Los derechos de autor se manifiestan por medio de las facultades que otorga la ley a una persona o empresa, que nace por el solo hecho de la creación, para que autorice o prohíba el uso de una obra literaria, artística o científica. Tienen una dimensión patrimonial y una moral.
La patrimonial incluye el control de prácticamente todas las formas de utilización, es cedible o licenciable. Por regla general, el primer dueño de ese derecho es el autor, pero también puede ser en algunos casos una persona jurídica, como en el caso del Estado.
Para explotar un derecho de autor, por vía de la publicación por parte de una editorial, por ejemplo, normalmente el autor cede su derecho a una empresa, la que pasa a ser la titular del derecho de autor. Pero también puede darse que el ejercicio del derecho del autor licenciado o delegado a un tercero, como pueden ser las entidades de gestión colectiva (ejemplo: SCD) que concentran el control no solo de miles sino de millones de obras para su uso público, tanto de titulares nacionales como extranjeros.
De esta manera, el derecho de autor o propiedad intelectual en su dimensión patrimonial, no es un derecho personalísimo, ni menos controlado en la práctica por el creador de una obra, sino que es un derecho económico sobre el que se basa un modelo de industria global del entretenimiento, cultural o tecnológico, y que se nutre del cobro por el uso mediante licencias.

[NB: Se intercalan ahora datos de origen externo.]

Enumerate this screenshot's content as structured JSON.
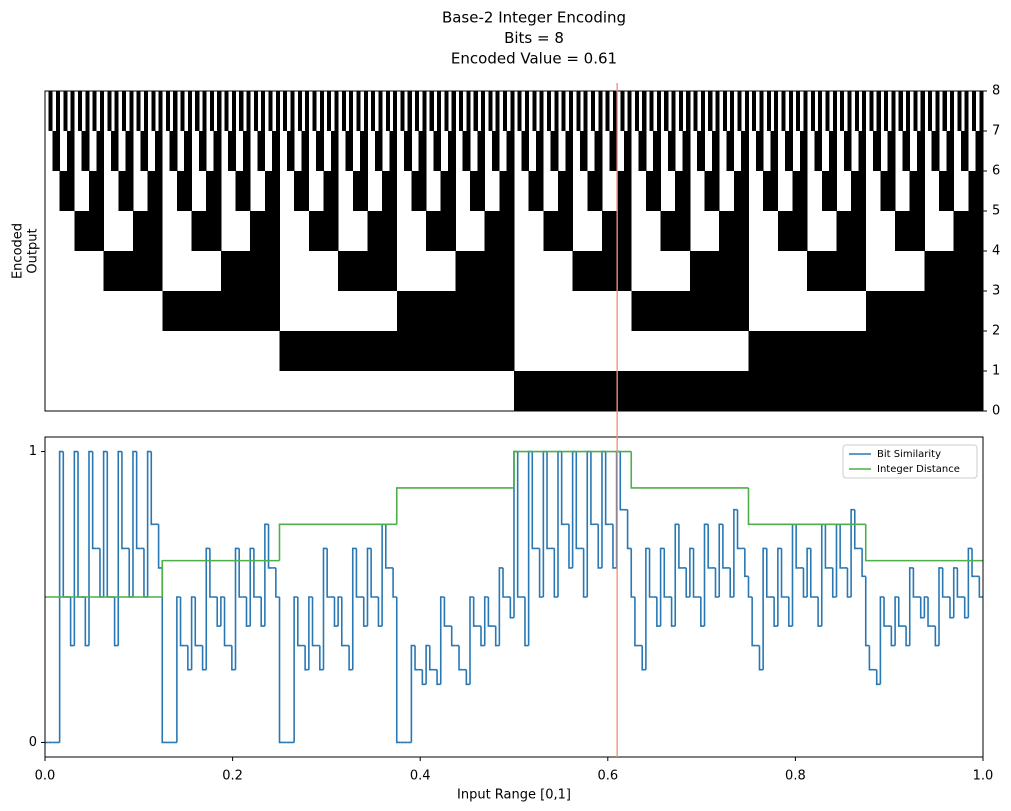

Recordemos que el software de nuestros computadores es una obra a la que se aplica el derecho de autor; o sea, cuando reflexionemos sobre la importancia del derecho de autor en nuestra Constitución, debemos pensar que aquello que se indique en la Carta Magna será sin distinguir si es para un artista emergente o para Microsoft, Google u otro gigante multinacional.
Las normas de derecho de autor, además de beneficiar a los autores débiles y desprotegidos, y más aún a las grandes corporaciones multinacionales, se aplican tanto para titulares chilenos como para extranjeros, domiciliados o no en nuestro país, ello por la obligación del llamado trato nacional que imponen los acuerdos internacionales.
Esta obligación de beneficiar a los extranjeros no domiciliados es independiente de si los chilenos reciben en ese otro país los mismos derechos que les otorguemos en Chile a los titulares extranjeros. De muestra un botón: en nuestro país, todos los locales, comerciales o no, que coloquen música para su público, deben pagar una licencia, incluso si se trata de una boda. Sin embargo, en Estados Unidos rara vez estos locales deben hacerlo; por ello, en Chile pagamos a los músicos intérpretes norteamericanos en más casos que los propios norteamericanos pagan a sus propios artistas o a los nuestros. Sin duda, un buen negocio para los que intermedian el cobro, pero no para todos los chilenos.
Si bien las normas de derecho de autor adecuadamente legisladas son necesarias para premiar y evitar abusos en contra de los creadores y artistas, al ser mal diseñadas se pueden constituir en una fuente de poder de control sobre el acceso al conocimiento, la cultura y el propio proceso creativo.
Por ello es fundamental que la Convención Constitucional tenga claro qué es lo que quieren lograr con la inclusión de la temática de los derechos de autor y conexos en la nueva Constitución. Si uno mira el derecho comparado constitucional europeo, la gran mayoría de los países no tiene referencia directa a estos derechos y no por ello no se reconocen y protegen los derechos de autor.
Así como está la polémica sobre cómo incluir estos derechos, bien parece una buena idea (atendidas las variables requeridas para alcanzar el bien común en esta materia) dejar en libertad a la soberanía expresada en el poder legislativo y en los acuerdos internacionales que ratifique Chile la materia de los derechos de autor. Para qué echarle más pelos a la leche.